The use of the Republican and Democratic parties of the popularity of the president as a rallying cry while never supplying a coherent platform for voters to approve or disapprove shows the disdain politicians have for voter intelligence. The voters were never given a chance to choose based on policy differences among the two parties. This is significant in that the two-party system has melded into a uniparty. Policy differences are slight and obfuscated for purposes of elections based on personality cults and attack advertisements. Corporate money and influence through lobbyists gives the elite class the ability to write their own policy which becomes law through the weak government.

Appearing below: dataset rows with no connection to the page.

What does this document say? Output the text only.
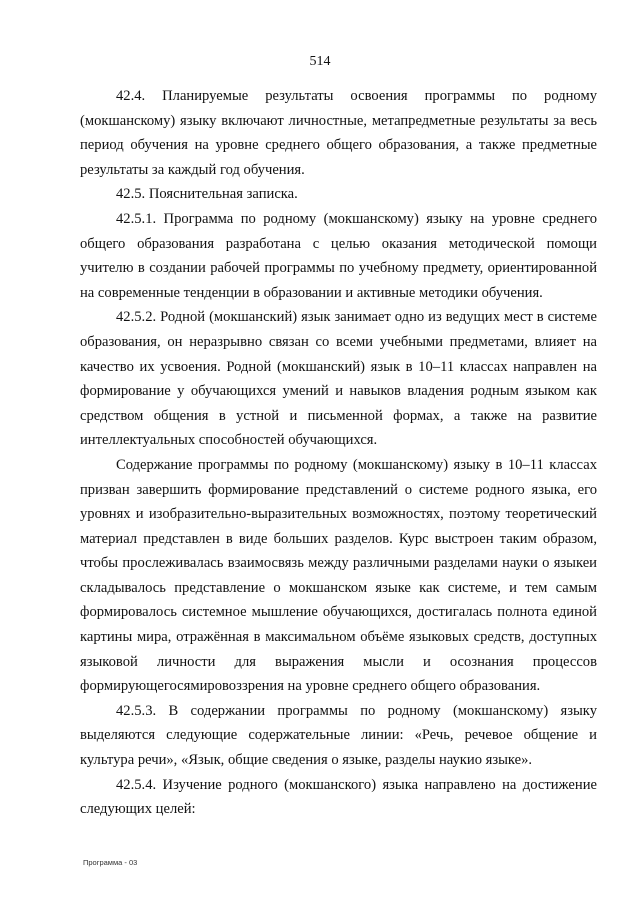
514

42.4. Планируемые результаты освоения программы по родному (мокшанскому) языку включают личностные, метапредметные результаты за весь период обучения на уровне среднего общего образования, а также предметные результаты за каждый год обучения.

42.5. Пояснительная записка.

42.5.1. Программа по родному (мокшанскому) языку на уровне среднего общего образования разработана с целью оказания методической помощи учителю в создании рабочей программы по учебному предмету, ориентированной на современные тенденции в образовании и активные методики обучения.

42.5.2. Родной (мокшанский) язык занимает одно из ведущих мест в системе образования, он неразрывно связан со всеми учебными предметами, влияет на качество их усвоения. Родной (мокшанский) язык в 10–11 классах направлен на формирование у обучающихся умений и навыков владения родным языком как средством общения в устной и письменной формах, а также на развитие интеллектуальных способностей обучающихся.

Содержание программы по родному (мокшанскому) языку в 10–11 классах призван завершить формирование представлений о системе родного языка, его уровнях и изобразительно-выразительных возможностях, поэтому теоретический материал представлен в виде больших разделов. Курс выстроен таким образом, чтобы прослеживалась взаимосвязь между различными разделами науки о языкеи складывалось представление о мокшанском языке как системе, и тем самым формировалось системное мышление обучающихся, достигалась полнота единой картины мира, отражённая в максимальном объёме языковых средств, доступных языковой личности для выражения мысли и осознания процессов формирующегосямировоззрения на уровне среднего общего образования.

42.5.3. В содержании программы по родному (мокшанскому) языку выделяются следующие содержательные линии: «Речь, речевое общение и культура речи», «Язык, общие сведения о языке, разделы наукио языке».

42.5.4. Изучение родного (мокшанского) языка направлено на достижение следующих целей:

Программа - 03
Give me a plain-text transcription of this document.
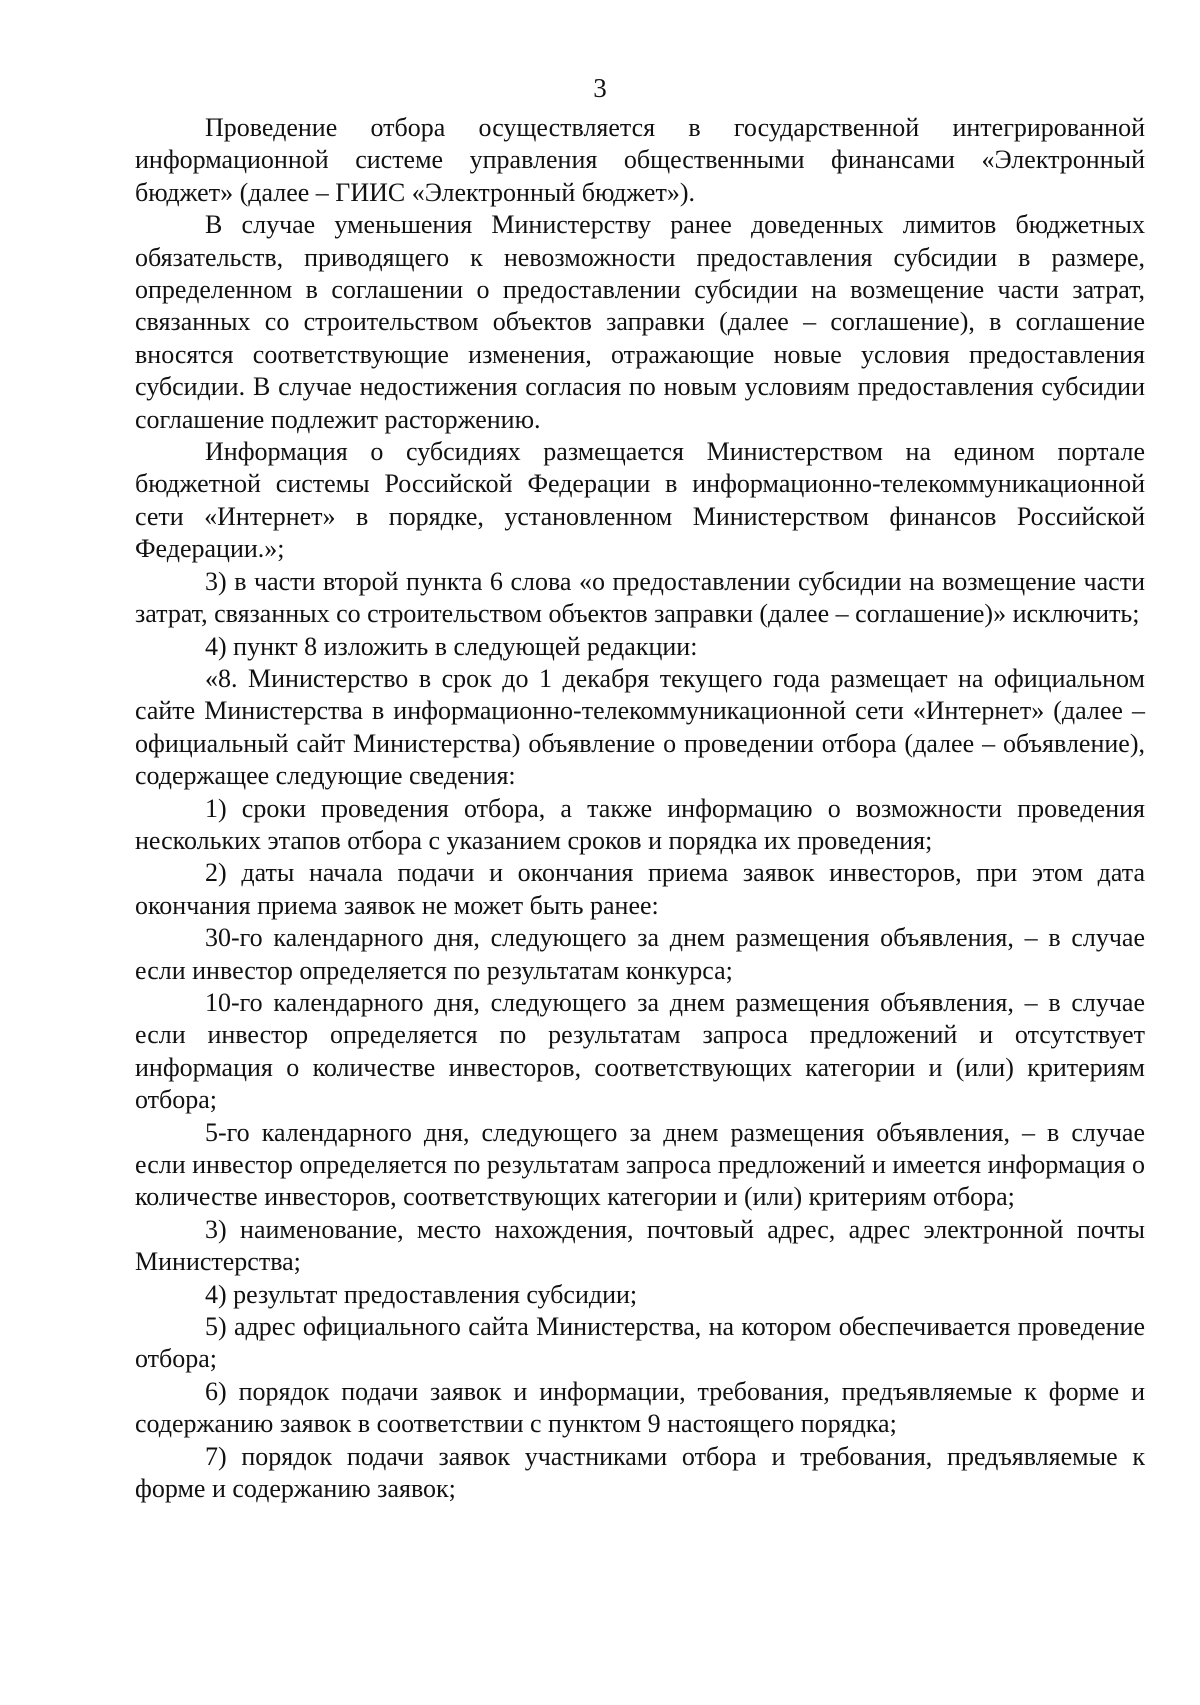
3

Проведение отбора осуществляется в государственной интегрированной информационной системе управления общественными финансами «Электронный бюджет» (далее – ГИИС «Электронный бюджет»).

В случае уменьшения Министерству ранее доведенных лимитов бюджетных обязательств, приводящего к невозможности предоставления субсидии в размере, определенном в соглашении о предоставлении субсидии на возмещение части затрат, связанных со строительством объектов заправки (далее – соглашение), в соглашение вносятся соответствующие изменения, отражающие новые условия предоставления субсидии. В случае недостижения согласия по новым условиям предоставления субсидии соглашение подлежит расторжению.

Информация о субсидиях размещается Министерством на едином портале бюджетной системы Российской Федерации в информационно-телекоммуникационной сети «Интернет» в порядке, установленном Министерством финансов Российской Федерации.»;

3) в части второй пункта 6 слова «о предоставлении субсидии на возмещение части затрат, связанных со строительством объектов заправки (далее – соглашение)» исключить;

4) пункт 8 изложить в следующей редакции:

«8. Министерство в срок до 1 декабря текущего года размещает на официальном сайте Министерства в информационно-телекоммуникационной сети «Интернет» (далее – официальный сайт Министерства) объявление о проведении отбора (далее – объявление), содержащее следующие сведения:

1) сроки проведения отбора, а также информацию о возможности проведения нескольких этапов отбора с указанием сроков и порядка их проведения;

2) даты начала подачи и окончания приема заявок инвесторов, при этом дата окончания приема заявок не может быть ранее:

30-го календарного дня, следующего за днем размещения объявления, – в случае если инвестор определяется по результатам конкурса;

10-го календарного дня, следующего за днем размещения объявления, – в случае если инвестор определяется по результатам запроса предложений и отсутствует информация о количестве инвесторов, соответствующих категории и (или) критериям отбора;

5-го календарного дня, следующего за днем размещения объявления, – в случае если инвестор определяется по результатам запроса предложений и имеется информация о количестве инвесторов, соответствующих категории и (или) критериям отбора;

3) наименование, место нахождения, почтовый адрес, адрес электронной почты Министерства;

4) результат предоставления субсидии;

5) адрес официального сайта Министерства, на котором обеспечивается проведение отбора;

6) порядок подачи заявок и информации, требования, предъявляемые к форме и содержанию заявок в соответствии с пунктом 9 настоящего порядка;

7) порядок подачи заявок участниками отбора и требования, предъявляемые к форме и содержанию заявок;
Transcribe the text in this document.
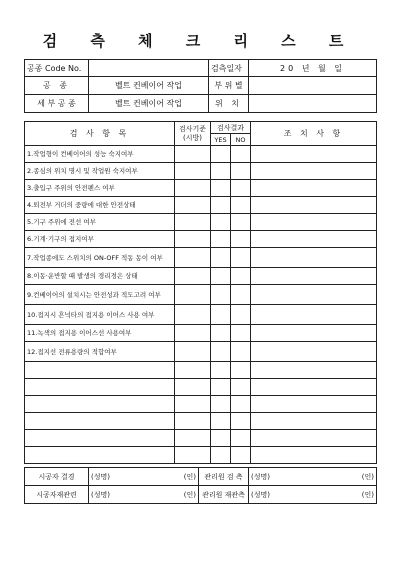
검 측 체 크 리 스 트
공종 Code No.		검측일자	20 년 월 일
공 종	벨트 컨베이어 작업	부 위 별	
세 부 공 종	벨트 컨베이어 작업	위 치	
검 사 항 목	검사기준
(시방)	검사결과		조 치 사 항
		YES	NO	
1.작업형이 컨베이어의 성능 숙지여부				
2.종심의 위치 명시 및 작업원 숙지여부				
3.출입구 주위의 안전펜스 여부				
4.퇴전부 거더의 중량에 대한 안전상태				
5.기구 주위에 전선 여부				
6.기계·기구의 접지여부				
7.작업종에도 스위치의 ON-OFF 적동 동이 여부				
8.이동·운반할 때 발생의 경리경은 상태				
9.컨베이어의 설치시는 안전성과 적도고려 여부				
10.접지시 흔넉타의 접지용 이어스 사용 여부				
11.녹색의 접지용 이어스선 사용여부				
12.접지선 전류용량의 적합여부				

시공자 결경	(성명)	(인)	관리원 검 측	(성명)	(인)
시공자재관련	(성명)	(인)	관리원 재관측	(성명)	(인)
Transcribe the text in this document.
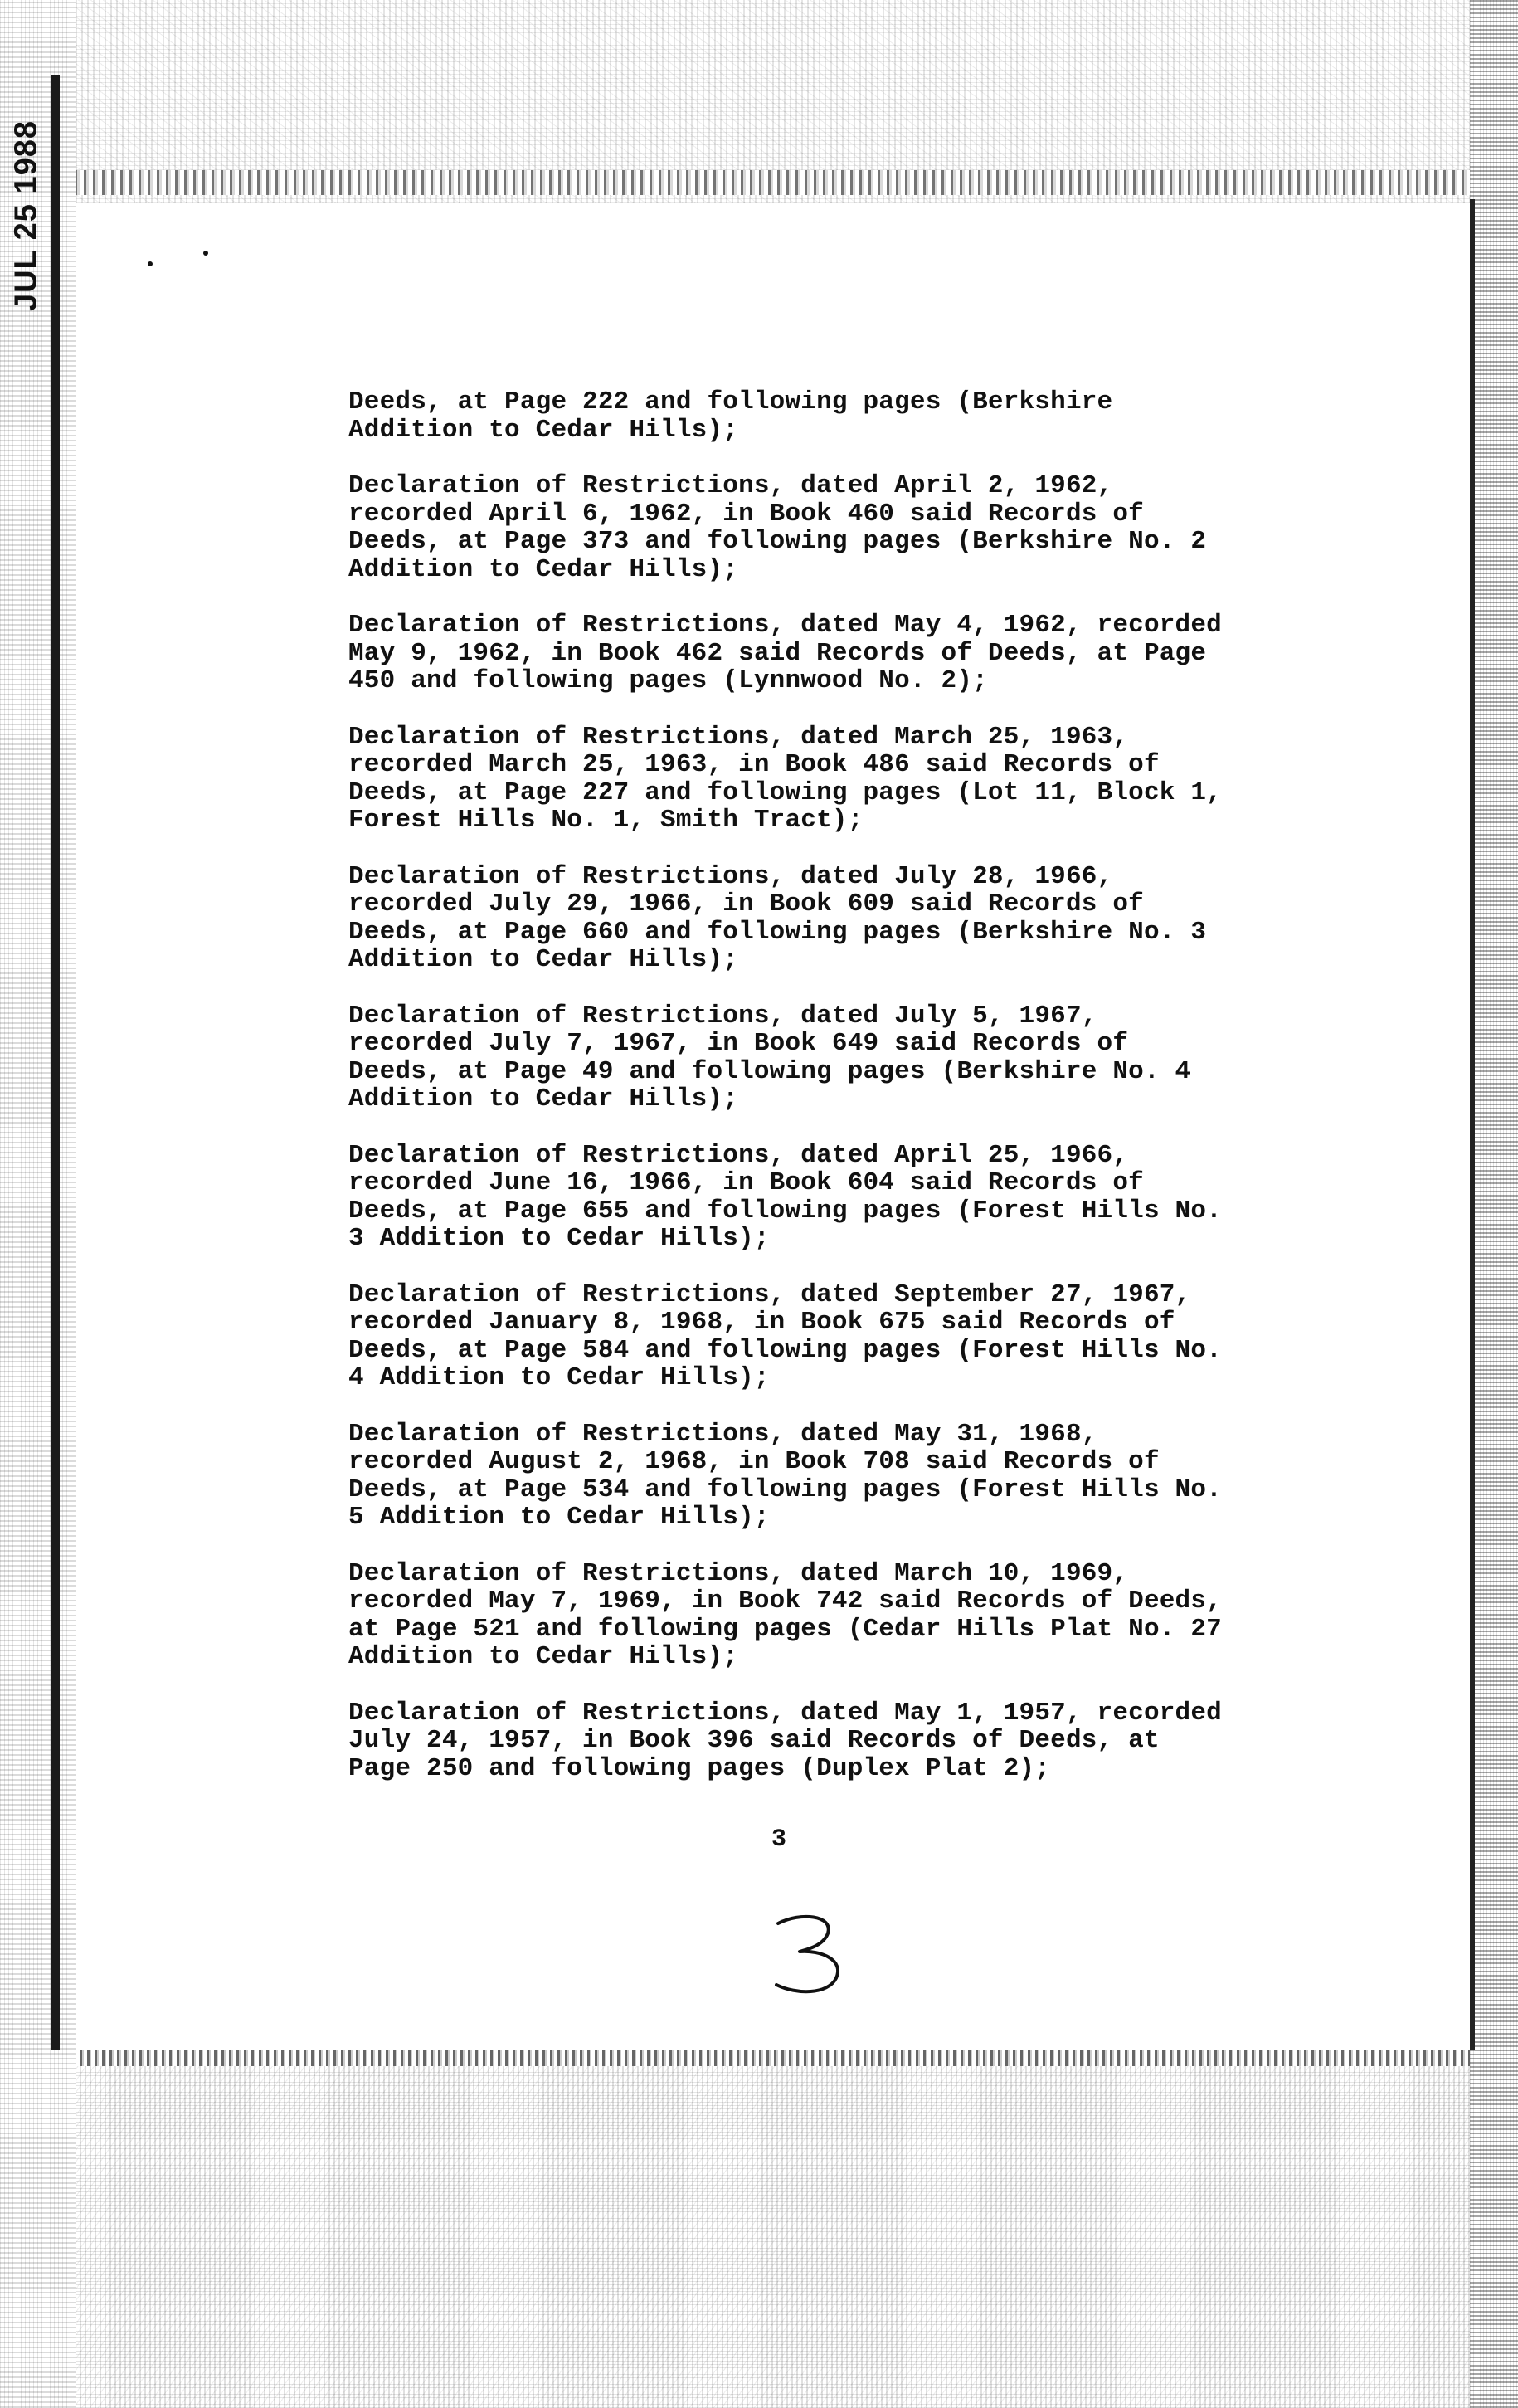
JUL 25 1988
Deeds, at Page 222 and following pages (Berkshire
Addition to Cedar Hills);
Declaration of Restrictions, dated April 2, 1962,
recorded April 6, 1962, in Book 460 said Records of
Deeds, at Page 373 and following pages (Berkshire No. 2
Addition to Cedar Hills);
Declaration of Restrictions, dated May 4, 1962, recorded
May 9, 1962, in Book 462 said Records of Deeds, at Page
450 and following pages (Lynnwood No. 2);
Declaration of Restrictions, dated March 25, 1963,
recorded March 25, 1963, in Book 486 said Records of
Deeds, at Page 227 and following pages (Lot 11, Block 1,
Forest Hills No. 1, Smith Tract);
Declaration of Restrictions, dated July 28, 1966,
recorded July 29, 1966, in Book 609 said Records of
Deeds, at Page 660 and following pages (Berkshire No. 3
Addition to Cedar Hills);
Declaration of Restrictions, dated July 5, 1967,
recorded July 7, 1967, in Book 649 said Records of
Deeds, at Page 49 and following pages (Berkshire No. 4
Addition to Cedar Hills);
Declaration of Restrictions, dated April 25, 1966,
recorded June 16, 1966, in Book 604 said Records of
Deeds, at Page 655 and following pages (Forest Hills No.
3 Addition to Cedar Hills);
Declaration of Restrictions, dated September 27, 1967,
recorded January 8, 1968, in Book 675 said Records of
Deeds, at Page 584 and following pages (Forest Hills No.
4 Addition to Cedar Hills);
Declaration of Restrictions, dated May 31, 1968,
recorded August 2, 1968, in Book 708 said Records of
Deeds, at Page 534 and following pages (Forest Hills No.
5 Addition to Cedar Hills);
Declaration of Restrictions, dated March 10, 1969,
recorded May 7, 1969, in Book 742 said Records of Deeds,
at Page 521 and following pages (Cedar Hills Plat No. 27
Addition to Cedar Hills);
Declaration of Restrictions, dated May 1, 1957, recorded
July 24, 1957, in Book 396 said Records of Deeds, at
Page 250 and following pages (Duplex Plat 2);
3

This leads us to the ability of the government to address the needs of the governed through recognizable survival strategies. According to the weak state, strong society theory of Migdal, the US government is unable to perform its task under the constitution. Clearly, the midterm elections showed us that the various governmental bodies are unable to respond to the electorate and the country as a whole. The governed are beginning to use direct democracy to address policy themselves while the Congress and state legislatures are well behind the progressive choice of its constituency.
The time for a more direct, socialist democracy is here. It is clearly evident that representative democracy in a world of corporate bullying and unlimited moneyed interests is unable to provide for the welfare of its citizens and provide even a semblance of policy choice. As evident through the nation-wide use of initiatives and referendums, perhaps the political divisions in U.S. society are not as strong as we are lead to believe. Many suggest that voting on policy through the internet, where many more voters can express their choice, is the future of democracy.
The U.S. government has lost its legitimacy and hence its ability to govern at all. In the face of weak and corrupt political representation we must revolt by working to set aside ineffectual representative democracy. Continuing the trend towards community initiatives and referendums is a strategy that can remedy a weak government. These initiatives are a hint of a more socialist, inclusive governmental system that can provide systemic change. Wherever direct democracy takes root in the United States, perhaps we have a chance of taking back what representative democracy has stolen—that most cherished right of political speech.